I’m guessing most, if not all, readers of this post would think, quite reasonably, that they were a baby at some point in their lives.

Perhaps you were only a baby very briefly, before you morphed into that intellectually dazzling toddler … or maybe you can’t be sure you were ever a baby, but you’re pretty sure babies exist: that last long haul flight was plagued by one of them screaming her lungs out, stopping you getting any sleep; those things in the really annoying pushchairs that get in the way pretty much everywhere aren’t just worryingly realistic (and noisy, smelly) dolls, they’re little human beings, right?

Yes, you’re right. And I’m no baby-hater. But Winnicott had a point. He went on to say: “A baby cannot exist alone, but is essentially part of a relationship”. Elsewhere he wrote “if you set out to describe a baby, you will find you are describing a baby and someone” (1947).

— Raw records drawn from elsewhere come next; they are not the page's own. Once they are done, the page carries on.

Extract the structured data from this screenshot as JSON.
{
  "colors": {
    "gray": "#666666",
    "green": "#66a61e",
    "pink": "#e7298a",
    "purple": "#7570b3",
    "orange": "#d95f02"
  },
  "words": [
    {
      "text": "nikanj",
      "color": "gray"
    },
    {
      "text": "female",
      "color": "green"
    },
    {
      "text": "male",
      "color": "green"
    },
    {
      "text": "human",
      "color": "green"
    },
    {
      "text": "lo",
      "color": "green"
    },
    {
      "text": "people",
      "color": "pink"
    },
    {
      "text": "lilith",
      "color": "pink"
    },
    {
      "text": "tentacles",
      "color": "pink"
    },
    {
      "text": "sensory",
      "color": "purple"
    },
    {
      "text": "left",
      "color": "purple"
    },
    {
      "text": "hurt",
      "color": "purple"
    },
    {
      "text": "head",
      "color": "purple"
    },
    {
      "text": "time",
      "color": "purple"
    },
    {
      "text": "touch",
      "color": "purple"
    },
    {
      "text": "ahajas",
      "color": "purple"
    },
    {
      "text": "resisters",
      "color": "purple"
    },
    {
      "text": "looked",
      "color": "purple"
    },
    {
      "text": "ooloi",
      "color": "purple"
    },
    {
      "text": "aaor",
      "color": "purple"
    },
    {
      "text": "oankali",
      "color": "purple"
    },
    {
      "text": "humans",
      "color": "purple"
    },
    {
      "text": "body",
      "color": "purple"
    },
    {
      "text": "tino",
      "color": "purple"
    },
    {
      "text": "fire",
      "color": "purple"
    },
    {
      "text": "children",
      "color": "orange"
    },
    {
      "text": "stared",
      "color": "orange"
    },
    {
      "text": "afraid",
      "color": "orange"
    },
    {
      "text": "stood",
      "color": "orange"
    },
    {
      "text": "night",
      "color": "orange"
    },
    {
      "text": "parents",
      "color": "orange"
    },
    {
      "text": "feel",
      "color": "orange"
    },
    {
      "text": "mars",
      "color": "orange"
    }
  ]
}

I think the same could be said of doctoral students.

A doctoral student cannot exist alone. Though an interaction on linked showed me that some like to think so. A prospective student posed the question, ‘Can I study for a PhD without a supervisor?’

To me this wreaked of arrogance (although everyone else on the planet and in history has needed a bit of help, I’m so brilliant I can do it by myself), and revealed a painful reluctance to do any homework on what a PhD is and what it means to study for one. The only rationale I could see here was someone thinking more about the certificate than the learning that leads to it.

My disgust at this proposition reveals how Winnicott’s idea applies. It was inconceivable to me that a PhD could be obtained without some kind of supervision or assistance from others. Yes, supervisors disappear sometimes, relationships break down, students don’t get the feedback they need. But zero support means no degree. It really is as simple as that.

I expect among readers there might be people who feel they are doing or did their PhD alone, abandoned by supervisors, or perhaps professionals who put together a thesis based on publications without much or even any supervision; in the first case my bet is you were not as alone as you think you were; in the second case this is not the kind of thesis I'm talking about, and my response to the first case also applies.

When you describe a doctoral student, you will quickly find yourself describing the other people around them. This is not to bloat the role of supervisors, or to negate the independence, creativity and shaping that come from doctoral students.

But your thesis would be a different thesis if you had a different supervisor or different supervisors. It would be different if you had chosen to study somewhere else. Your thesis is a product of you, your work, and the intellectual environment you are part of.

Doctoral students can’t be imagined outside of other relationships, too, although we might often feel that our institutions forget this.

Every doctoral student is always one or more of the following: someone’s sister or brother, mother or father, daughter or son, friend, colleague, housemate, facebook friend, twitter follower etc etc.

Doctoral students are always other kinds of human beings. I might even be so bold as to say they are other kinds of human beings first.

So, when someone asks you “Are you a doctoral student?”, have fun and do your best to discombobulate the person asking the question. You might try these responses:

“No. There’s no such thing!”
“No, I’m a person [sister, mother, daughter] who happens to be studying for a PhD.”
“No. I’m learning to do research, and might by the end of it be able to show that what I’ve done is doctoral, but until then, I’m more student than doctoral.”
“No, I’m a doctoral student working with an amazing [or terrible, or something in between] supervisor.”

* Tracing the precise origins and wording of this phrase are a bit hard to pin down. It seems he spoke the words “There is no such thing as an infant” in 1940 in a discussion at the Scientific Meeting of the British Psycho-Analytic Society. Since then different print versions and attributions have proliferated. A good place to look is Winnicott D (1964) The child, the family and the outside world. Harmondsworth: Penguin Books.